More than 3,000 nomination were received this year from across Southeast Asia, a 60% increase from the previous year. The startups come from diverse industries and backgrounds but are united in their hunger and drive to succeed.  “These are the risk-takers who inspire and thrive in the startup community with their hard work,” adds Hamdi.
Among the notable winners from Malaysia in previous years who are making waves today are Carsome, Dropee, JomParking, and iflix.
Description: Mohd Redzuan Yusof, Ministry of Entrepreneur Development and Wan Suraya at Malaysia Rice Bowl Startup Awards 2019.Mohd Redzuan Yusof, Ministry of Entrepreneur Development and Wan Suraya at Malaysia Rice Bowl Startup Awards 2019.
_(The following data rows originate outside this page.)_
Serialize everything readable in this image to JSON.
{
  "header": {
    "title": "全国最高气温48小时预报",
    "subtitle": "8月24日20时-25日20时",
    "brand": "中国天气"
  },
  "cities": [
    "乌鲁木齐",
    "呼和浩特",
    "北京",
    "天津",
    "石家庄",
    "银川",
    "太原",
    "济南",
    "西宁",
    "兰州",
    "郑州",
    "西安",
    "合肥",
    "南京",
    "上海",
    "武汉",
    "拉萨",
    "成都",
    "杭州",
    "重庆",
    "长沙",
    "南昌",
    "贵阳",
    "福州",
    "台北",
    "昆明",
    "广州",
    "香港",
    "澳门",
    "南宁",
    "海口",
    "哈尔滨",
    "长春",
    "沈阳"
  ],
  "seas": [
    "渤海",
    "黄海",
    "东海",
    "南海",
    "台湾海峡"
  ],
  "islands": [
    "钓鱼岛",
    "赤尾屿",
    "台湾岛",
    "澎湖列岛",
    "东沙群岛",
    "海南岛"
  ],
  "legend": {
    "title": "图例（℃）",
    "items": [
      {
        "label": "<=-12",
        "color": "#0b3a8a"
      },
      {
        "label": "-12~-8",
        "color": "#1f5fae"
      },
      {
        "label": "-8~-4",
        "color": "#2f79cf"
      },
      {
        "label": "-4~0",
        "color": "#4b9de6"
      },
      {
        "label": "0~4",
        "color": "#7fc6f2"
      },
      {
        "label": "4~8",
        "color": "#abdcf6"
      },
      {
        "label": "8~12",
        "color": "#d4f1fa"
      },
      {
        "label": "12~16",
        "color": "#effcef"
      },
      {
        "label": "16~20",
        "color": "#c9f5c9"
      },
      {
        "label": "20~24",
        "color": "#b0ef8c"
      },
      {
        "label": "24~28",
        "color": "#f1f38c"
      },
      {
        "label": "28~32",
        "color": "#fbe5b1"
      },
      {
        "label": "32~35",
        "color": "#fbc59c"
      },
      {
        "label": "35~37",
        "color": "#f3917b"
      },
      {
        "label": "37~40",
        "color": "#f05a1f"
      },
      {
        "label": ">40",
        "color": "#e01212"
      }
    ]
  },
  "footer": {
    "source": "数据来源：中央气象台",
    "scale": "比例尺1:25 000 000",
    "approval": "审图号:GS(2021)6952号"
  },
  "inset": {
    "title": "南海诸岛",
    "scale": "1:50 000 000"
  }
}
Following are the categories for Malaysia Rice Bowl Startup Awards 2019:
  1. Best E-commerce & Supply Chain Startup
  2. Best Life Helper
  3. Best Foodtech/Agritech Startup
  4. Best IoT Startup
  5. Best AI & Machine Learning Startup
  6. Best Fintech Startup
  7. Best Accelerator or Incubator Program
  8. Best Coworking Space
  9. Investor of The Year
  10. People’s Choice
  11. Best Newcomer
  12. Founder of The Year
  13. Startup of The year
The top 3 categories with the most number of nominations in Malaysia are Best Life Helper, Best e-commerce & Supply Chain and Best Newcomer.
Nominations were open to all companies established no more than 5 years in an ASEAN country with the nomination period between 27 May 2019 to 9 August 2019. This was followed by a round of judging by panels of industry-experts. The winners of each country will be announced in multiple national events in October and November 2019.
Malaysia is the first country to announce its Rice Bowl Winners for 2019 and each category Winner for will receive a PR Strategy Advisory Services from Suppagood PR worth RM15,000 each.
All National Winners will get to participate in the regional finale, a cross-regional program designed for entrepreneurs. At the finale, winners will be able to meet and leverage the vast ASEAN startup community network to strike regional, vertical, or cross-commercial partnerships to accelerate their market expansion.
This year the regional grand finale of the awards will be held in Kuala Lumpur in January 2020 in Kuala Lumpur.